At week’s end, on November 14, O’Banion’s long and lavish funeral
cortege -- much larger and gaudier than Mike Merlo’s the previous day -- drove to
suburban Hillside where Mount Carmel Cemetery’s iron gates offered Deanie a final
resting place. Twenty thousand spectators crammed the grounds. A Roman Catholic cemetery,
Cardinal Mundelein of Chicago, nevertheless forbade the gangster to be interred in a
consecrated lot.
If the Torrio/Capone alliance had expected to put an end to opposition from the North
Side, they must have been alarmed when Hymie Weiss, Vincent Drucci and "Bugs"
Moran struck back like devils from hell. The Gennas went quickly and violently. Torrio
himself fled when a fusillade of gunfire outside his home pushed him to within an inch of
death. It was a bloody battle that lasted throughout the 1920s.

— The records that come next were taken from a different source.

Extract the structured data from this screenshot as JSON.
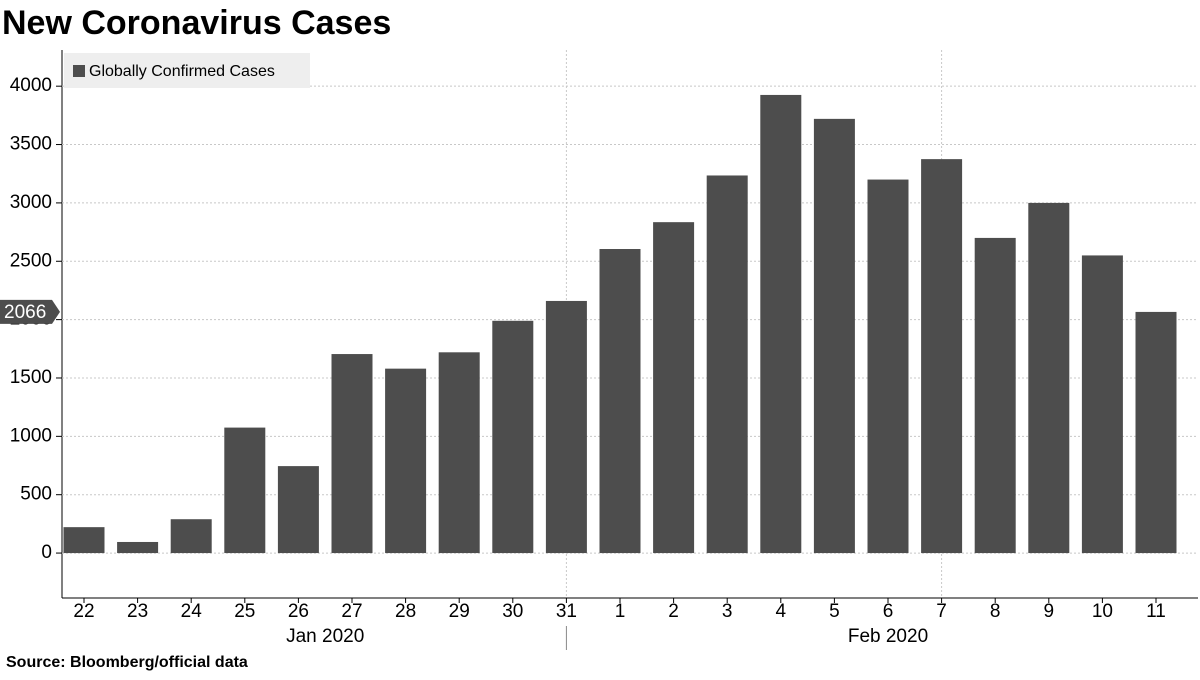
{
  "chart_data": {
    "type": "bar",
    "title": "New Coronavirus Cases",
    "source": "Source:  Bloomberg/official data",
    "categories": [
      "22",
      "23",
      "24",
      "25",
      "26",
      "27",
      "28",
      "29",
      "30",
      "31",
      "1",
      "2",
      "3",
      "4",
      "5",
      "6",
      "7",
      "8",
      "9",
      "10",
      "11"
    ],
    "groups": [
      {
        "label": "Jan 2020",
        "from": 0,
        "to": 9
      },
      {
        "label": "Feb 2020",
        "from": 10,
        "to": 20
      }
    ],
    "series": [
      {
        "name": "Globally Confirmed Cases",
        "color": "#4d4d4d",
        "values": [
          222,
          95,
          290,
          1075,
          745,
          1705,
          1580,
          1720,
          1990,
          2160,
          2605,
          2835,
          3235,
          3925,
          3720,
          3200,
          3375,
          2700,
          3000,
          2550,
          2066
        ]
      }
    ],
    "ylim": [
      -385,
      4310
    ],
    "yticks": [
      0,
      500,
      1000,
      1500,
      2000,
      2500,
      3000,
      3500,
      4000
    ],
    "grid": true,
    "legend": "top-left"
  }
}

Aptly put, listen to the
words of Judge Lyle who said the O’Banion killing "was like the firing on Fort
Sumter in 1861".
No one was ever prosecuted for the murder. Frankie Yale was detained at the LaSalle
Street train station where he was boarding a train to New York, but bore a perfect alibi.

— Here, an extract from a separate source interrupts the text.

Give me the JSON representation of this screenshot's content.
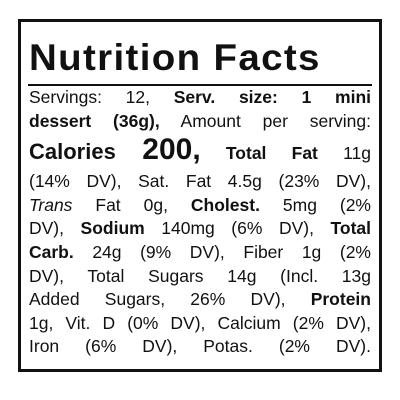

Al Capone, when questioned, remarked, "Me kill Deanie? What nonsense! Why, me and
Deanie was pals."
Kilgubbin is gone, replaced by an upscale shopping area. But, pause sometime in front
of Holy Name Cathedral on a quiet night and strain your ear in the direction of the empty
lot where Schofield’s Flower Shop used to be. If you listen very carefully, you may
hear a leprechaun singing a familiar Irish ditty.